2 big onions sliced                            

½  teaspoon coriander powder         

4 red chilies broken into bits             

2 teaspoons chilly powder

1teaspoon ginger garlic paste           

Salt to taste         

2 tablespoons oil                                

½ cup thick tamarind juice

Wash the meat and mix it with the ginger and garlic paste, salt, coriander powder and the chilly powder. Heat oil in a pan and fry the onions till golden brown.  Add the meat and mix well.  Fry for a few minutes. Add sufficient water and cook on medium heat till the meat is tender. Now add the thick tamarind juice and mix well.

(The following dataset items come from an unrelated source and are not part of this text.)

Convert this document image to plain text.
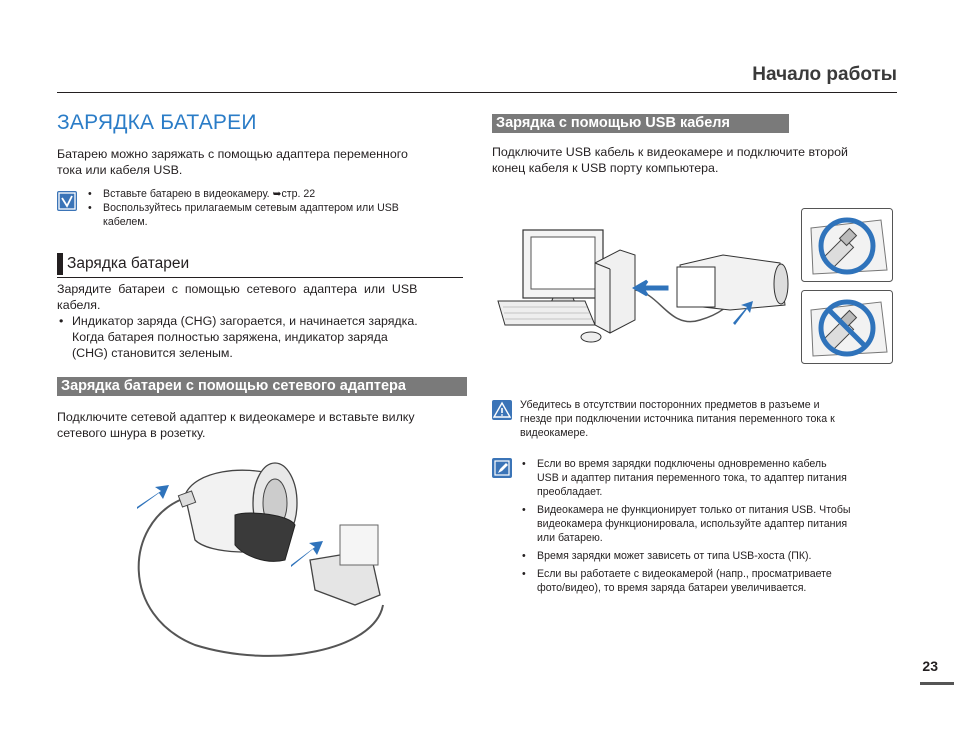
Начало работы
ЗАРЯДКА БАТАРЕИ
Батарею можно заряжать с помощью адаптера переменного
тока или кабеля USB.
• Вставьте батарею в видеокамеру. ➥стр. 22
• Воспользуйтесь прилагаемым сетевым адаптером или USB
кабелем.
Зарядка батареи
Зарядите  батареи  с  помощью  сетевого  адаптера  или  USB
кабеля.
• Индикатор заряда (CHG) загорается, и начинается зарядка.
Когда батарея полностью заряжена, индикатор заряда
(CHG) становится зеленым.
Зарядка батареи с помощью сетевого адаптера
Подключите сетевой адаптер к видеокамере и вставьте вилку
сетевого шнура в розетку.
Зарядка с помощью USB кабеля
Подключите USB кабель к видеокамере и подключите второй
конец кабеля к USB порту компьютера.
Убедитесь в отсутствии посторонних предметов в разъеме и
гнезде при подключении источника питания переменного тока к
видеокамере.
• Если во время зарядки подключены одновременно кабель
USB и адаптер питания переменного тока, то адаптер питания
преобладает.
• Видеокамера не функционирует только от питания USB. Чтобы
видеокамера функционировала, используйте адаптер питания
или батарею.
• Время зарядки может зависеть от типа USB-хоста (ПК).
• Если вы работаете с видеокамерой (напр., просматриваете
фото/видео), то время заряда батареи увеличивается.
23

Keep frying till the gravy is thick and dark brown

Serve with rice or chappatis or even idlis and hoppers

BAKED BONELESS CHICKEN

300 grams boneless chicken cut into 1 inch pieces
2 teaspoons chilly powder
1 teaspoon cumin powder
½ teaspoon all spice powder or garam masala
1 teaspoon ginger paste
1 teaspoon garlic paste
½ teaspoon tumeric powder
2 tablespoons curd or yogurt
1 teaspoon vinegar
2 tablespoons butter
Wash the chicken and leave aside. Mix the curds, chilly powder, cumin powder, garam masala powder, ginger garlic paste, salt and tumeric powder together. Marinate the boneless chicken with this mixture and leave aside for 20 minutes.Transfer to a buttered baking dish and dot all over with the butter. Bake in a moderate oven for 40 to 45 minutes.
Serve as a starter or as a side dish.